[erlang-questions] Miller's oversight

Mon Mar 26 03:38:41 CEST 2007

On 26 Mar 2007, at 12:35 pm, Mark S. Miller wrote:
> That's the good news. The bad news is that Erlang processIds are  
> forgeable, making the above technique irrelevant. See <http:// 
> erlang.org/ml-archive/erlang-questions/200606/msg00206.html>.

This is sadly true.  However, I think it is useful to distinguish  
between Erlang the language
and the full Erlang/OTP system.  If you took the language described  
in the old Erlang book and
just removed list_to_pid/1 you would have something that was  
recognisably Erlang and in which
process IDs were NOT forgeable.  Virtually all Erlang techniques  
would survive unchanged, and
the vast majority of Erlang code would be unaffected.

As a start towards this,
(a) extend the list of BIFs flagged as "Warning: this BIF is intended  
for debugging only".
     process_info/1 is so marked but process_info/2 is not; surely  
*normal* Erlang processes
     have no business looking inside others.  process_flag/3 is even  
     To prevent forgery, yes, processes/0 should be so marked as well.
(b) add a compiler flag requesting warnings about calls to any of  
those BIFs.
     Better still, make that the default, and require a special flag  
NOT to warn.
     It isn't enough to just use Erlang's existing cross-reference  
facilities; the normal
     Erlang programmer shouldn't even remember the names of these  
BIFs so would find it
     hard to check for them.
(c) Long term, create a new 'unsafe' module and move all such unsafe  
BIFs to it.
     (Burroughs did something very like this in their NEWP language.)

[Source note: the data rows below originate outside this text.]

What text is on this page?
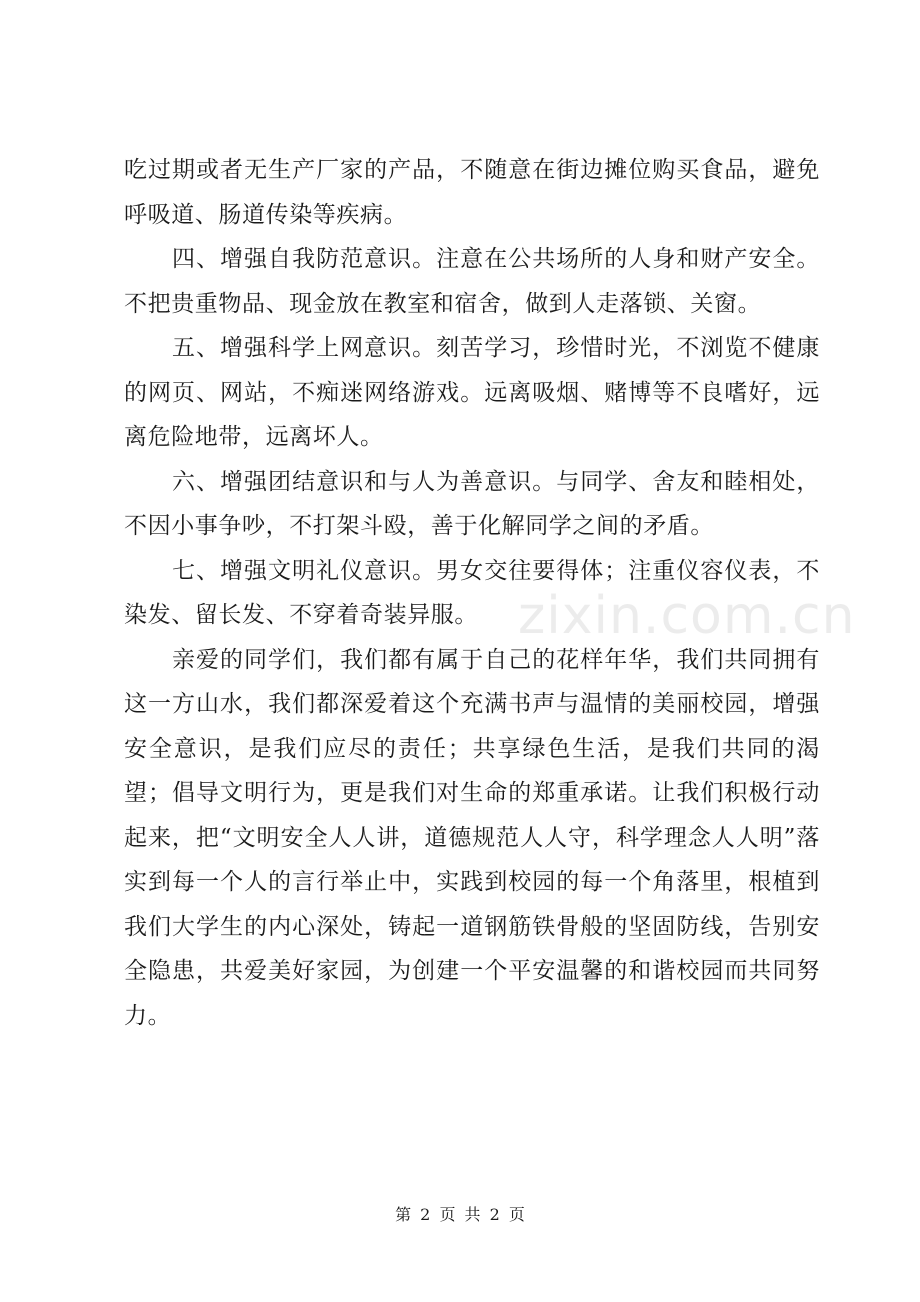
吃过期或者无生产厂家的产品，不随意在街边摊位购买食品，避免呼吸道、肠道传染等疾病。

四、增强自我防范意识。注意在公共场所的人身和财产安全。不把贵重物品、现金放在教室和宿舍，做到人走落锁、关窗。

五、增强科学上网意识。刻苦学习，珍惜时光，不浏览不健康的网页、网站，不痴迷网络游戏。远离吸烟、赌博等不良嗜好，远离危险地带，远离坏人。

六、增强团结意识和与人为善意识。与同学、舍友和睦相处，不因小事争吵，不打架斗殴，善于化解同学之间的矛盾。

七、增强文明礼仪意识。男女交往要得体；注重仪容仪表，不染发、留长发、不穿着奇装异服。

亲爱的同学们，我们都有属于自己的花样年华，我们共同拥有这一方山水，我们都深爱着这个充满书声与温情的美丽校园，增强安全意识，是我们应尽的责任；共享绿色生活，是我们共同的渴望；倡导文明行为，更是我们对生命的郑重承诺。让我们积极行动起来，把“文明安全人人讲，道德规范人人守，科学理念人人明”落实到每一个人的言行举止中，实践到校园的每一个角落里，根植到我们大学生的内心深处，铸起一道钢筋铁骨般的坚固防线，告别安全隐患，共爱美好家园，为创建一个平安温馨的和谐校园而共同努力。

zixin.com.cn
第 2 页 共 2 页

Providing reflection facilities in a language for the sake of  
debugging (or for any other
reason) usually seems to result in a language whose encapsulation is  
more apparent than
real.  It is for this reason that in Quintus Prolog it is possible  
(if you work at it) to
call any predicate in any module.  It is for this reason that  
Smalltalk, whose encapsulation
of instance variables appears to be total does in fact let any object  
change any instance
variable in any other object (using #instanceVariableAt:put:).